Clin Res Cardiol (2023). https://doi.org/10.1007/s00392-023-02180-w

Heart transplantation in a patient with progressive ATTRv cardiac amyloidosis: a case report.
G. Barzen1, K. Hahn2, F. Knebel3, J. Gaedeke4, D. Messroghli5, F. Schönrath6, V. Falk7, K. Stangl8, S. Spethmann8
1Medizinische Poliklinik - Kardiologie, Pulmologie u. Angiologie, Charité - Universitätsmedizin Berlin, Berlin; 2Klinik für Neurologie Campus Mitte, Charité Universitätsmedizin Berlin, Berlin; 3Klinik für Innere Medizin II, Schwerpunkt Kardiologie, Sana Klinikum Lichtenberg, Berlin; 4Klinik für Nephrologie Campus Virchow Klinikum, Charité Universitätsmedizin Berlin, Berlin; 5Klinik für Innere Medizin - Kardiologie, Deutsches Herzzentrum Berlin, Berlin; 6Klinik für Herz-, Thorax- und Gefäßchirurgie, Deutsches Herzzentrum Berlin, Berlin; 7Klinik für kardiovaskuläre Chirurgie, Charité - Universitätsmedizin Berlin, Berlin; 8CC11: Med. Klinik m.

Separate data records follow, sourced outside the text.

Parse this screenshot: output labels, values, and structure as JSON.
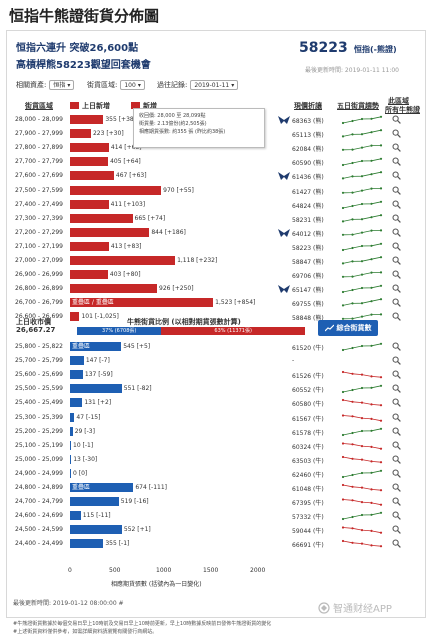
{
  "page_title": "恒指牛熊證街貨分佈圖",
  "header": {
    "headline1": "恒指六連升 突破26,600點",
    "headline2": "高槓桿熊58223觀望回套機會",
    "code": "58223",
    "code_sub": "恒指(-熊證)",
    "updated": "最後更新時間: 2019-01-11 11:00"
  },
  "controls": {
    "asset_label": "相關資產:",
    "asset_value": "恒指",
    "range_label": "街貨區域:",
    "range_value": "100",
    "date_label": "過往記錄:",
    "date_value": "2019-01-11"
  },
  "headers": {
    "range": "街貨區域",
    "bull_legend": "上日新增",
    "bear_legend": "新增",
    "warrant": "現價折讓",
    "trend": "五日街貨趨勢",
    "recommend1": "此區域",
    "recommend2": "所有牛熊證"
  },
  "tooltip": {
    "line1": "收回價: 28,000 至 28,099點",
    "line2": "街貨量: 2.13億份(約2,505張)",
    "line3": "相應期貨張數: 約355 張 (昨比約38張)"
  },
  "colors": {
    "bear": "#c62828",
    "bull": "#1e5fb3",
    "trend_green": "#2e7d32",
    "trend_red": "#c62828"
  },
  "underlying": {
    "label": "上日收市價",
    "value": "26,667.27"
  },
  "ratio": {
    "title": "牛熊街貨比例 (以相對期貨張數計算)",
    "bull_text": "37% (6708張)",
    "bull_pct": 37,
    "bear_text": "63% (11371張)",
    "bear_pct": 63
  },
  "history_button": "綜合街貨數",
  "axis": {
    "ticks": [
      0,
      500,
      1000,
      1500,
      2000
    ],
    "label": "相應期貨張數 (括號內為一日變化)"
  },
  "last_update": "最後更新時間: 2019-01-12 08:00:00 #",
  "notes": [
    "#牛熊證街貨數據於每個交易日早上10時前及交易日早上10時前更新，早上10時數據反映前日發佈牛熊證街貨的變化",
    "#上述街貨資料僅供參考，如需詳細資料請瀏覽有關發行商網站。"
  ],
  "watermark": "智通财经APP",
  "chart_data": {
    "type": "bar",
    "orientation": "horizontal",
    "xlim": [
      0,
      2000
    ],
    "xticks": [
      0,
      500,
      1000,
      1500,
      2000
    ],
    "xlabel": "相應期貨張數 (括號內為一日變化)",
    "bear_rows": [
      {
        "range": "28,000 - 28,099",
        "value": 355,
        "label": "355 [+38]",
        "code": "68363 (熊)"
      },
      {
        "range": "27,900 - 27,999",
        "value": 223,
        "label": "223 [+30]",
        "code": "65113 (熊)"
      },
      {
        "range": "27,800 - 27,899",
        "value": 414,
        "label": "414 [+63]",
        "code": "62084 (熊)"
      },
      {
        "range": "27,700 - 27,799",
        "value": 405,
        "label": "405 [+64]",
        "code": "60590 (熊)"
      },
      {
        "range": "27,600 - 27,699",
        "value": 467,
        "label": "467 [+63]",
        "code": "61436 (熊)"
      },
      {
        "range": "27,500 - 27,599",
        "value": 970,
        "label": "970 [+55]",
        "code": "61427 (熊)"
      },
      {
        "range": "27,400 - 27,499",
        "value": 411,
        "label": "411 [+103]",
        "code": "64824 (熊)"
      },
      {
        "range": "27,300 - 27,399",
        "value": 665,
        "label": "665 [+74]",
        "code": "58231 (熊)"
      },
      {
        "range": "27,200 - 27,299",
        "value": 844,
        "label": "844 [+186]",
        "code": "64012 (熊)"
      },
      {
        "range": "27,100 - 27,199",
        "value": 413,
        "label": "413 [+83]",
        "code": "58223 (熊)"
      },
      {
        "range": "27,000 - 27,099",
        "value": 1118,
        "label": "1,118 [+232]",
        "code": "58847 (熊)"
      },
      {
        "range": "26,900 - 26,999",
        "value": 403,
        "label": "403 [+80]",
        "code": "69706 (熊)"
      },
      {
        "range": "26,800 - 26,899",
        "value": 926,
        "label": "926 [+250]",
        "code": "65147 (熊)"
      },
      {
        "range": "26,700 - 26,799",
        "value": 1523,
        "label": "1,523 [+854]",
        "code": "69755 (熊)",
        "inner": "重疊區 / 重疊區"
      },
      {
        "range": "26,600 - 26,699",
        "value": 101,
        "label": "101 [-1,025]",
        "code": "58848 (熊)"
      }
    ],
    "bull_rows": [
      {
        "range": "25,800 - 25,822",
        "value": 545,
        "label": "545 [+5]",
        "code": "61520 (牛)",
        "inner": "重疊區"
      },
      {
        "range": "25,700 - 25,799",
        "value": 147,
        "label": "147 [-7]",
        "code": "-"
      },
      {
        "range": "25,600 - 25,699",
        "value": 137,
        "label": "137 [-59]",
        "code": "61526 (牛)"
      },
      {
        "range": "25,500 - 25,599",
        "value": 551,
        "label": "551 [-82]",
        "code": "60552 (牛)"
      },
      {
        "range": "25,400 - 25,499",
        "value": 131,
        "label": "131 [+2]",
        "code": "60580 (牛)"
      },
      {
        "range": "25,300 - 25,399",
        "value": 47,
        "label": "47 [-15]",
        "code": "61567 (牛)"
      },
      {
        "range": "25,200 - 25,299",
        "value": 29,
        "label": "29 [-3]",
        "code": "61578 (牛)"
      },
      {
        "range": "25,100 - 25,199",
        "value": 10,
        "label": "10 [-1]",
        "code": "60324 (牛)"
      },
      {
        "range": "25,000 - 25,099",
        "value": 13,
        "label": "13 [-30]",
        "code": "63503 (牛)"
      },
      {
        "range": "24,900 - 24,999",
        "value": 0,
        "label": "0 [0]",
        "code": "62460 (牛)"
      },
      {
        "range": "24,800 - 24,899",
        "value": 674,
        "label": "674 [-111]",
        "code": "61048 (牛)",
        "inner": "重疊區"
      },
      {
        "range": "24,700 - 24,799",
        "value": 519,
        "label": "519 [-16]",
        "code": "67395 (牛)"
      },
      {
        "range": "24,600 - 24,699",
        "value": 115,
        "label": "115 [-11]",
        "code": "57332 (牛)"
      },
      {
        "range": "24,500 - 24,599",
        "value": 552,
        "label": "552 [+1]",
        "code": "59044 (牛)"
      },
      {
        "range": "24,400 - 24,499",
        "value": 355,
        "label": "355 [-1]",
        "code": "66691 (牛)"
      }
    ]
  }
}
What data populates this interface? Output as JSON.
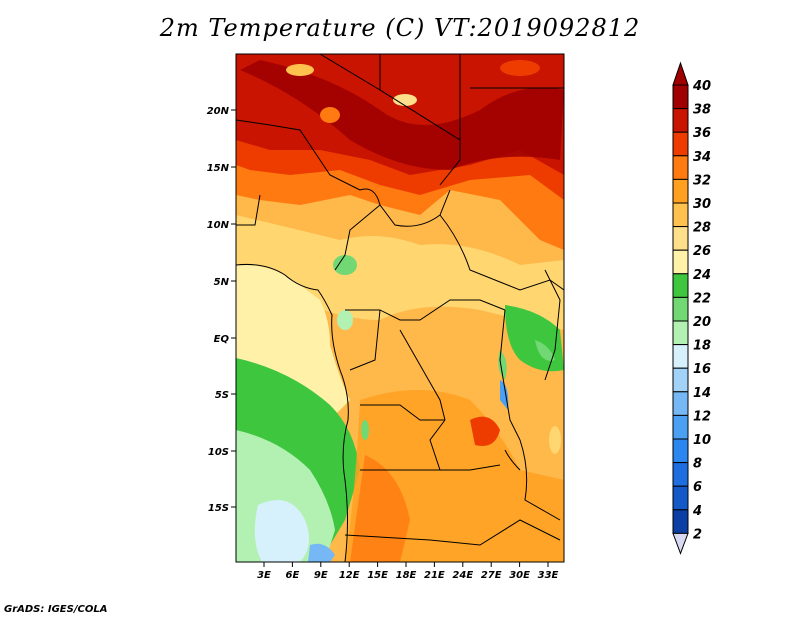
{
  "title": "2m Temperature (C) VT:2019092812",
  "credit": "GrADS: IGES/COLA",
  "map": {
    "region": "Central Africa",
    "lon_range": [
      0,
      35
    ],
    "lat_range": [
      -20,
      25
    ],
    "lat_ticks": [
      "20N",
      "15N",
      "10N",
      "5N",
      "EQ",
      "5S",
      "10S",
      "15S"
    ],
    "lon_ticks": [
      "3E",
      "6E",
      "9E",
      "12E",
      "15E",
      "18E",
      "21E",
      "24E",
      "27E",
      "30E",
      "33E"
    ]
  },
  "colorbar": {
    "labels": [
      "2",
      "4",
      "6",
      "8",
      "10",
      "12",
      "14",
      "16",
      "18",
      "20",
      "22",
      "24",
      "26",
      "28",
      "30",
      "32",
      "34",
      "36",
      "38",
      "40"
    ],
    "colors": [
      "#0a0a78",
      "#0c3fa3",
      "#1459c8",
      "#1e6ee0",
      "#2c86ef",
      "#4aa0f2",
      "#76b8f5",
      "#a2d2f8",
      "#d6f1fb",
      "#b2f1b2",
      "#72d873",
      "#3fc63f",
      "#fff1a8",
      "#ffe08a",
      "#ffc24f",
      "#ffa020",
      "#ff7a10",
      "#ee3c00",
      "#c81400",
      "#a00000"
    ]
  }
}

S. Kardiologie und Angiologie, Charité - Universitätsmedizin Berlin, Berlin;
Abstract 
Background
ATTR amyloidosis (ATTR-CM) is an underestimated cause of heart failure (HF). The natural course of the disease leads to progressive HF. ATTR-CM is classified based on the sequence of the TTR gene: either wild-type transthyretin amyloid CM (wtATTR-CM) without mutation or hereditary transthyretin amyloid CM (hATTR-CM). hATTR usually manifests with a mixed cardiac and neurological phenotype. However, the presence and extent of cardiac involvement is an important factor in outcome. Compared to other forms of heart failure, patients with cardiac amyloidosis often respond poorly to standard heart failure medications. In recent years, treatment has improved significantly with pharmaceutical therapies that slow or halt the progression of ATTR-CM. However, heart transplantation remains an ultimate treatment option, especially for selected young patients with rapidly progressive disease.
Case summary
We present the case of a 46-year-old patient with hATTR (Glu109Lys mutation) with primary cardiac involvement who underwent orthotopic bicaval heart transplantation four years after initial diagnosis, due to rapid progression despite specific hATTR pharmacotherapy with tafamidis and later inotersen. The heart transplantation was performed successfully. Postoperative complications such as acute renal failure were properly treated. Tafamidis was continued afterwards. More than 2 years later, the patient has only minor symptoms related to TTR amyloidosis. There is no evidence of graft rejection.

Discussion
We discuss here a treatment option for selected patients with highly progressive, refractory ATTR-CM. The importance of interdisciplinary treatment due to the systemic manifestation, which was crucial in our case, is outlined. We review the literature on heart transplantation in patients with TTR amyloidosis.